Nous avons renoncé à l'Algérie qui semble vivre actuellement un état de crises politique et économique vraiment trop dangereux pour des "voyageurs solitaires et loin de leur foyer" comme nous. Alors nous avons pris le chemin des pèlerins de Saint-Jacques-de-Compostelle, musardant depuis une semaine en Périgord, le pays du foie gras, du vin de Cahors et du confit de canard... Je ne te parlerai pas des petites villes médiévales superbement restaurées, ni des châteaux, abbayes et cathédrales de pierre dorée qui sont notre apanage quotidien. La lumière - jaune et chaude - est merveilleuse, et si l'air demeure froid et humide, du moins n'avons-nous eu qu'une journée avec un peu de neige au bord de la route... Comme tu le vois, Montréal et sa "slotche" sont bien loin ! Et puis le camping-car est bien chauffé, sa cave abondamment pourvue en petits vins de pays pas chers et le moral demeure au beau fixe.

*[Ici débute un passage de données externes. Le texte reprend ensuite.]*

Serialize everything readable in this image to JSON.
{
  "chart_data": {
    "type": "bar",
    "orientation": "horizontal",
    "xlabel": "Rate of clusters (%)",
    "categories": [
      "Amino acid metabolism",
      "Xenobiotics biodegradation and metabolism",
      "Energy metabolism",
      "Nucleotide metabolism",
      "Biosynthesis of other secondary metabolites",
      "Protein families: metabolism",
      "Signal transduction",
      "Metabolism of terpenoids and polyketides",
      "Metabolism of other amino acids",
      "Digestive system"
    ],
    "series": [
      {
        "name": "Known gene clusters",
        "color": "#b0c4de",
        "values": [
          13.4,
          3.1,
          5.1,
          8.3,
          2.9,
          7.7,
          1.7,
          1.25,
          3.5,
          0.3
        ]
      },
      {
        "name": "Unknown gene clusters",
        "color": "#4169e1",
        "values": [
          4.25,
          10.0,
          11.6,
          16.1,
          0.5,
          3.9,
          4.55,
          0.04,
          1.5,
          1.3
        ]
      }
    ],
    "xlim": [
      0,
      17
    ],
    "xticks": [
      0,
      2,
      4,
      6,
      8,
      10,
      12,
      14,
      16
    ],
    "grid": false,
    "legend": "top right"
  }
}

J'oubliais de te dire que nous avons visité, avec une grande émotion, l'extraordinaire grotte peinte de Lascaux (17 000 av. J.C.). Les fresques sont fantastiques de vie, de naturel, de dynamisme, et l'ambiance (nous étions seuls avec le guide...) est inoubliable. Une autre mention pour la ville de pèlerinage de Rocamadour, accotée à sa falaise, dans l'ombre de son vallon. Là aussi nous n'avons rencontré qu'un seul autre touriste hors saison, un Québécois de Joliette ! Ce soir, nous sommes à Lourdes dont nous venons de visiter les sanctuaires. On y retrouve un peu la même ambiance que dans les grands sites religieux grecs, la beauté en moins, la ferveur en plus.

Tu le vois, nous sommes plus que jamais vendus à la formule camping--car/voyage au long cours que nous avions choisi. Si l'engin que nous avons acheté nous cause encore quelques déceptions, - nous en avons vu de tellement plus beaux depuis notre départ ! - nous profitons cependant pleinement de cette expérience et parlons même parfois des destinations à choisir pour le prochain congé, dans 7 ans...

Beaucoup plus de détails, et tout plein d'images sur le journal fidèlement tenu et les vidéos (18 x 90 mn). J'ai bien reçu ta lettre de janvier. Amitiés à la "Famille 2".

Je t'embrasse très amicalement

J-Paul


 Estremoz (Portugal) le 21 février 89
Ma chère Johanne,

Croirais-tu que j'ai vu ce paysage tout-à-fait identique à la photo figurant au dos, les énormes vagues à surf en plus, les baigneurs et leurs tentes de plage en moins... le tout un 7 février ! Inutile de te dire que c'est le plus beau panorama de ce voyage-ci, du moins jusqu'à maintenant.

Pourtant nous avons eu depuis bien d'autres occasions de contempler la rencontre de l'Océan Atlantique avec les côtes nord de la péninsule ibérique puisque nous avons suivi cette côte de Biarritz jusqu'à Saint-Jacques-de-Compostelle. Essentiellement rocheuse, elle m'a fasciné par ses vagues immenses formant d'énormes rouleaux sur les innombrables anses sableuses qui sont autant de superbes plages pour les vacanciers. Mais j'ai préféré les non moins innombrables caps, phares et autres péninsules. L'affrontement des deux éléments y est plus direct, plus violent et encore bien plus spectaculaire, avec ses volées d'écume, ses embruns projetés à des dizaines de mètres et le ressac éclatant en de véritables coups de canon.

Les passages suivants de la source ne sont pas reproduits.